My kids don’t think that I can text.
Somewhere in New Jersey, my parents just read that sentence and laughed, because they remember how many times in my youth I went over the monthly text messaging limit on our family cell phone plan.
Nevertheless, since I am somewhere between 30 and 10,000 years old, it is literally impossible that my fingers dance across a phone key pad with anywhere near the dexterity demonstrated daily by my 11- and 12-year-old students. This makes using text speak in the classroom doubly fun.
“OMG, you guys,” I might say, “You might LOL, but this is serious. We need to get to work.”
“MS. B!” they exclaim, “YOU CAN TEXT?”
“You bet,” I respond, “should I take a picture of what you’re doing right now and text it to your mom?”
“NO NO NO NO,” and they scurry away to pretend to work, for at least 15 seconds of teacher bliss.
All of this said, my children would be shocked to discover that I have spent at least an hour of my Saturday night exchanging texts with the other sixth grade Communication Arts teacher, my ever faithful mentor teacher.
What do we plan to do when the state visits this week? [Give a pre-test, it's lit circle time.]
Why am I so anxious about this particular Monday morning? [Post-test silliness is getting out of hand.]

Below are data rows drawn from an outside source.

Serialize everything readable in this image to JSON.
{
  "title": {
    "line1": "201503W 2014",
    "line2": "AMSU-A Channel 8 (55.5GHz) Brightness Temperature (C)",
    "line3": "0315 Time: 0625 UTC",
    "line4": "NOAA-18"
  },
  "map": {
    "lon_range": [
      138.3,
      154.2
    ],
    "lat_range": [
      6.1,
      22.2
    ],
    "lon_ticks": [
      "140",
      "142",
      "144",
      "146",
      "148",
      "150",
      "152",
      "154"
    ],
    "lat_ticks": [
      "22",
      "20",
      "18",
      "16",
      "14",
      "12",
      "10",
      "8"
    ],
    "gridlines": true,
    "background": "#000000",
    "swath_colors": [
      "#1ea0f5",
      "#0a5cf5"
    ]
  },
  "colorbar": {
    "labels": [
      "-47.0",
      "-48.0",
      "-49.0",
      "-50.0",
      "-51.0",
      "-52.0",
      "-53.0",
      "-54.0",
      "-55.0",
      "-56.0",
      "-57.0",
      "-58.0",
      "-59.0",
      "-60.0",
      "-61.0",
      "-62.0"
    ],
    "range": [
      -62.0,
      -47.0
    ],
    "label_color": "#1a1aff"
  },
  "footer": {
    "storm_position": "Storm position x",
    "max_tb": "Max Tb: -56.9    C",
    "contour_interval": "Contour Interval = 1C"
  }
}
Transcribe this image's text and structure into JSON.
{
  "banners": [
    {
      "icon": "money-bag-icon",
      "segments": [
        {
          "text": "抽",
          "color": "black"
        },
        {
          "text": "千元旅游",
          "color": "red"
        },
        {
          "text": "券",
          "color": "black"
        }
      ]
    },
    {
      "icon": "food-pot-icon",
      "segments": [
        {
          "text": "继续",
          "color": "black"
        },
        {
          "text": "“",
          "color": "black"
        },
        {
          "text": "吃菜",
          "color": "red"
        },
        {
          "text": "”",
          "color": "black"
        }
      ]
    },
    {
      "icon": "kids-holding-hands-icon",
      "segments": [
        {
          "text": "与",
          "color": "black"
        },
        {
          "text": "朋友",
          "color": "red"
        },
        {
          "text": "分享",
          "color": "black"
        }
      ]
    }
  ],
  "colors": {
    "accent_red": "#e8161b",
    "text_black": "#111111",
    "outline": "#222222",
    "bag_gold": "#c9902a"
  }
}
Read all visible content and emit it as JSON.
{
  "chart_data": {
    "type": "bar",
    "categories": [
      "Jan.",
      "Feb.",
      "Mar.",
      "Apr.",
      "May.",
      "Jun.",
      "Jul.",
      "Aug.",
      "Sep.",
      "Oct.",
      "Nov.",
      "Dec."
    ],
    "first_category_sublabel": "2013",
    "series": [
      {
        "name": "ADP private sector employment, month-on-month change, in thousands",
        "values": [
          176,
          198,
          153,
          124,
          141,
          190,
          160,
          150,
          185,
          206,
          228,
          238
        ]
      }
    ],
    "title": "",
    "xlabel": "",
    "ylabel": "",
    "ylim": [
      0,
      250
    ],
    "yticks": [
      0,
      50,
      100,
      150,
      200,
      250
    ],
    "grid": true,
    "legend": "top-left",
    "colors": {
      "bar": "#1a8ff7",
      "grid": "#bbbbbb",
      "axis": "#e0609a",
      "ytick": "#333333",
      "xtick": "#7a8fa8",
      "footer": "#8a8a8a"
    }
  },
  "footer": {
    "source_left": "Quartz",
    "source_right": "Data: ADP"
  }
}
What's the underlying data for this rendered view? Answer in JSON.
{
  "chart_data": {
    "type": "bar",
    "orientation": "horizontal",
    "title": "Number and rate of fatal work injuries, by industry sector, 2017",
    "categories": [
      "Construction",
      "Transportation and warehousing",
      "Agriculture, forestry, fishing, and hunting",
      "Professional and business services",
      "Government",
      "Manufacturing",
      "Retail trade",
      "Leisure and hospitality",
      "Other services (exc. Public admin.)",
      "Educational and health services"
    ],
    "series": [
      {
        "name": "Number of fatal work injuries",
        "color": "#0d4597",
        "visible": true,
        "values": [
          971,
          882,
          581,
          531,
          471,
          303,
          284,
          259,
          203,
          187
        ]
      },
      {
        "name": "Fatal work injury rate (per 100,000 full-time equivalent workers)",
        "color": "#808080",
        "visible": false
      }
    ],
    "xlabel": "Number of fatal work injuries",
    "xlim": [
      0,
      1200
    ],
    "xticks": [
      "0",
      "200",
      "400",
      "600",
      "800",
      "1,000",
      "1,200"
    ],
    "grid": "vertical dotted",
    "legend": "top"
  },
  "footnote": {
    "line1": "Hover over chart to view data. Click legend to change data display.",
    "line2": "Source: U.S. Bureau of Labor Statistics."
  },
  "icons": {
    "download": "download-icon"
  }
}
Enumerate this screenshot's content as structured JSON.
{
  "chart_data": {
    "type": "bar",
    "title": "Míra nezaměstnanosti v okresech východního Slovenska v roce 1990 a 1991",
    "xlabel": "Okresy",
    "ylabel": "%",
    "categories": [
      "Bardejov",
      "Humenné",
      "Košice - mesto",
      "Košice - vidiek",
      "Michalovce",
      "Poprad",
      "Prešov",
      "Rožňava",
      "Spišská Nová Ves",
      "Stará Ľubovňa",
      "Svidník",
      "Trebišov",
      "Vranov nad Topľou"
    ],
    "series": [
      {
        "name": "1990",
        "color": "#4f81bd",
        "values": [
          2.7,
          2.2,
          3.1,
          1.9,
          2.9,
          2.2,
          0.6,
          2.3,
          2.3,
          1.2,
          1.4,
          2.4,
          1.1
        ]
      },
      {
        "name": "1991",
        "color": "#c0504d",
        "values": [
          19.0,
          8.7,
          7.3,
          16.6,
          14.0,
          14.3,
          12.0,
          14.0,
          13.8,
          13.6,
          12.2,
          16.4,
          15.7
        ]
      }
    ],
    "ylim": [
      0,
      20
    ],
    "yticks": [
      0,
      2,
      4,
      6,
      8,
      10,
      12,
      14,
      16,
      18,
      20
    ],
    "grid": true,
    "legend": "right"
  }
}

What do we need to do to survive 5 more weeks of breakfast duty? [Be more positive. And I need to stop, "doing too much."]
And all of this is accompanied by the occasional, dare I confess, whirlwind of “abbrevs” and emoticons.
While carrying on this business-like text conversation, I am also logged into Facebook, listening to something on YouTube in the background, and typing away on gchat.
In theory, I’m also prepping lit circles for tomorrow and writing this blog post.
Never let anyone downplay the beauty of multi-tasking, it’s a symphony in motion. Somewhere, north of the city, I can hear my students’ minds exploding with this mental image of their decrepit, Comm. Arts teacher engaged in such levels of technology.
All of this is to say that we as teachers are more complicated beings than our students ever see, know, or acknowledge. Which makes me think that my kids are probably more complicated than I can or will ever realize.
Which, sadly, means that there is no quick and simple magic wand that I can wave to make the next five weeks go smoothly. The complicated minds of the pre-adolescents will be spinning faster and faster, and until 1:05 PM on May 25th, I will still be running circles in order to keep up.